When running the service locally, I've managed to get the metrics up and running, so when visiting http://localhost:8125/metrics I see the metrics coming in:

...
# HELP http_server_duration Measures the duration of inbound HTTP requests.
# UNIT http_server_duration ms
# TYPE http_server_duration histogram
http_server_duration_count{http_scheme="http",http_method="GET",net_host_name="localhost",http_flavor="1.1",http_status_code="200",net_host_port="8125"} 3
http_server_duration_sum{http_scheme="http",http_method="GET",net_host_name="localhost",http_flavor="1.1",http_status_code="200",net_host_port="8125"} 933.854501
http_server_duration_bucket{http_scheme="http",http_method="GET",net_host_name="localhost",http_flavor="1.1",http_status_code="200",net_host_port="8125",le="0"} 0
http_server_duration_bucket{http_scheme="http",http_method="GET",net_host_name="localhost",http_flavor="1.1",http_status_code="200",net_host_port="8125",le="5"} 0
http_server_duration_bucket{http_scheme="http",http_method="GET",net_host_name="localhost",http_flavor="1.1",http_status_code="200",net_host_port="8125",le="10"} 0
...

I'm deploying my service using Kubernetes and using telegraf-operator to inject a telegraf sidecar to collect my metrics. I've provided the following annotations on my deployment resource:

        telegraf.influxdata.com/class: influxdb
        telegraf.influxdata.com/inputs: |+
          [[inputs.prometheus]]
            urls = ["http://localhost:{{ .Values.deployment.metrics.port }}{{ .Values.deployment.metrics.route }}"]
            metric_version = 1

However, when running the service over Kubernetes, I'm getting the following error:

[inputs.prometheus] Error in plugin: error reading metrics for http://localhost:8125/metrics: reading text format failed: text format parsing error in line X: second HELP line for metric name "http_server_duration"

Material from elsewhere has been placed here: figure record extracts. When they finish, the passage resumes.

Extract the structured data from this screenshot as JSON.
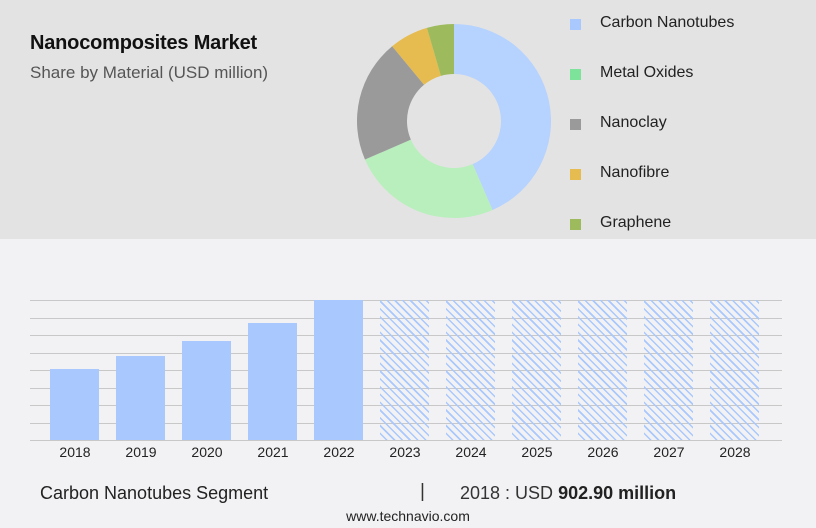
{
  "header": {
    "title": "Nanocomposites Market",
    "subtitle": "Share by Material (USD million)"
  },
  "legend": [
    {
      "label": "Carbon Nanotubes",
      "color": "#a8c8fe"
    },
    {
      "label": "Metal Oxides",
      "color": "#7de39a"
    },
    {
      "label": "Nanoclay",
      "color": "#9a9a9a"
    },
    {
      "label": "Nanofibre",
      "color": "#e6bb4f"
    },
    {
      "label": "Graphene",
      "color": "#9dbb5c"
    }
  ],
  "footer": {
    "segment": "Carbon Nanotubes Segment",
    "separator": "|",
    "value_prefix": "2018 : USD ",
    "value_bold": "902.90 million",
    "url": "www.technavio.com"
  },
  "chart_data": [
    {
      "type": "pie",
      "title": "Nanocomposites Market",
      "subtitle": "Share by Material (USD million)",
      "donut": true,
      "categories": [
        "Carbon Nanotubes",
        "Metal Oxides",
        "Nanoclay",
        "Nanofibre",
        "Graphene"
      ],
      "values": [
        43.5,
        25.0,
        20.5,
        6.5,
        4.5
      ],
      "colors": [
        "#b6d2fe",
        "#b9efbd",
        "#9a9a9a",
        "#e6bb4f",
        "#9dbb5c"
      ],
      "legend_position": "right"
    },
    {
      "type": "bar",
      "title": "Carbon Nanotubes Segment",
      "categories": [
        "2018",
        "2019",
        "2020",
        "2021",
        "2022",
        "2023",
        "2024",
        "2025",
        "2026",
        "2027",
        "2028"
      ],
      "series": [
        {
          "name": "Actual",
          "values": [
            902.9,
            1070,
            1270,
            1500,
            1790,
            null,
            null,
            null,
            null,
            null,
            null
          ]
        },
        {
          "name": "Forecast (hatched)",
          "values": [
            null,
            null,
            null,
            null,
            null,
            1790,
            1790,
            1790,
            1790,
            1790,
            1790
          ]
        }
      ],
      "annotation": "2018 : USD 902.90 million",
      "grid": true,
      "xlabel": "",
      "ylabel": "",
      "y_ticks_shown": false
    }
  ]
}
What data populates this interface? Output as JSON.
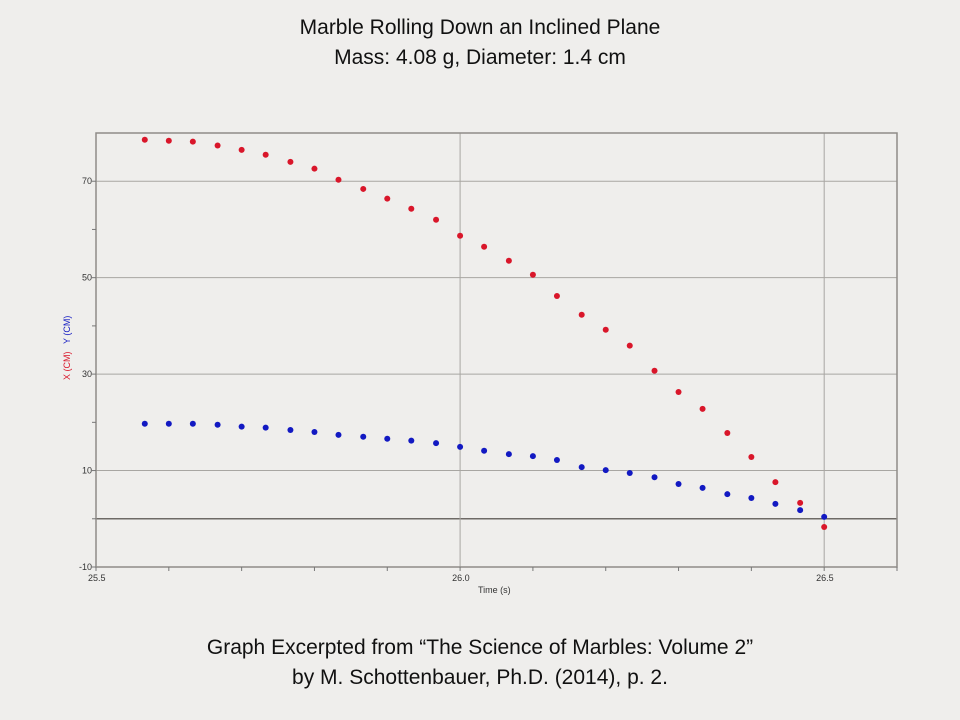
{
  "header": {
    "title": "Marble Rolling Down an Inclined Plane",
    "subtitle": "Mass:  4.08 g, Diameter: 1.4 cm"
  },
  "footer": {
    "line1": "Graph Excerpted from “The Science of Marbles: Volume 2”",
    "line2": "by M. Schottenbauer, Ph.D. (2014), p. 2."
  },
  "chart_data": {
    "type": "scatter",
    "title": "Marble Rolling Down an Inclined Plane",
    "xlabel": "Time (s)",
    "ylabel_parts": [
      "X (CM)",
      "Y (CM)"
    ],
    "xlim": [
      25.5,
      26.6
    ],
    "ylim": [
      -10,
      80
    ],
    "xticks": [
      "25.5",
      "26.0",
      "26.5"
    ],
    "yticks": [
      "-10",
      "10",
      "30",
      "50",
      "70"
    ],
    "grid": true,
    "x": [
      25.567,
      25.6,
      25.633,
      25.667,
      25.7,
      25.733,
      25.767,
      25.8,
      25.833,
      25.867,
      25.9,
      25.933,
      25.967,
      26.0,
      26.033,
      26.067,
      26.1,
      26.133,
      26.167,
      26.2,
      26.233,
      26.267,
      26.3,
      26.333,
      26.367,
      26.4,
      26.433,
      26.467,
      26.5
    ],
    "series": [
      {
        "name": "X (CM)",
        "color": "#d9162a",
        "values": [
          78.6,
          78.4,
          78.2,
          77.4,
          76.5,
          75.5,
          74.0,
          72.6,
          70.3,
          68.4,
          66.4,
          64.3,
          62.0,
          58.7,
          56.4,
          53.5,
          50.6,
          46.2,
          42.3,
          39.2,
          35.9,
          30.7,
          26.3,
          22.8,
          17.8,
          12.8,
          7.6,
          3.3,
          -1.7
        ]
      },
      {
        "name": "Y (CM)",
        "color": "#1219c2",
        "values": [
          19.7,
          19.7,
          19.7,
          19.5,
          19.1,
          18.9,
          18.4,
          18.0,
          17.4,
          17.0,
          16.6,
          16.2,
          15.7,
          14.9,
          14.1,
          13.4,
          13.0,
          12.2,
          10.7,
          10.1,
          9.5,
          8.6,
          7.2,
          6.4,
          5.1,
          4.3,
          3.1,
          1.8,
          0.4
        ]
      }
    ]
  }
}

To my understanding, there's a mismatch between the metrics format and the telegraf input plugin exceptions. I'm not sure which plugin I should use, and if I need to make any configuration changes for this to work.

Your help will be appreciated.

1

There are 1 answers

0
Yonatan On

I found out that the issue was because the http_server_duration metric was sent twice. I had to remove the new HttpInstrumentation() and getNodeAutoInstrumentations() for the duplicate to be gone. Then, the issue was solved.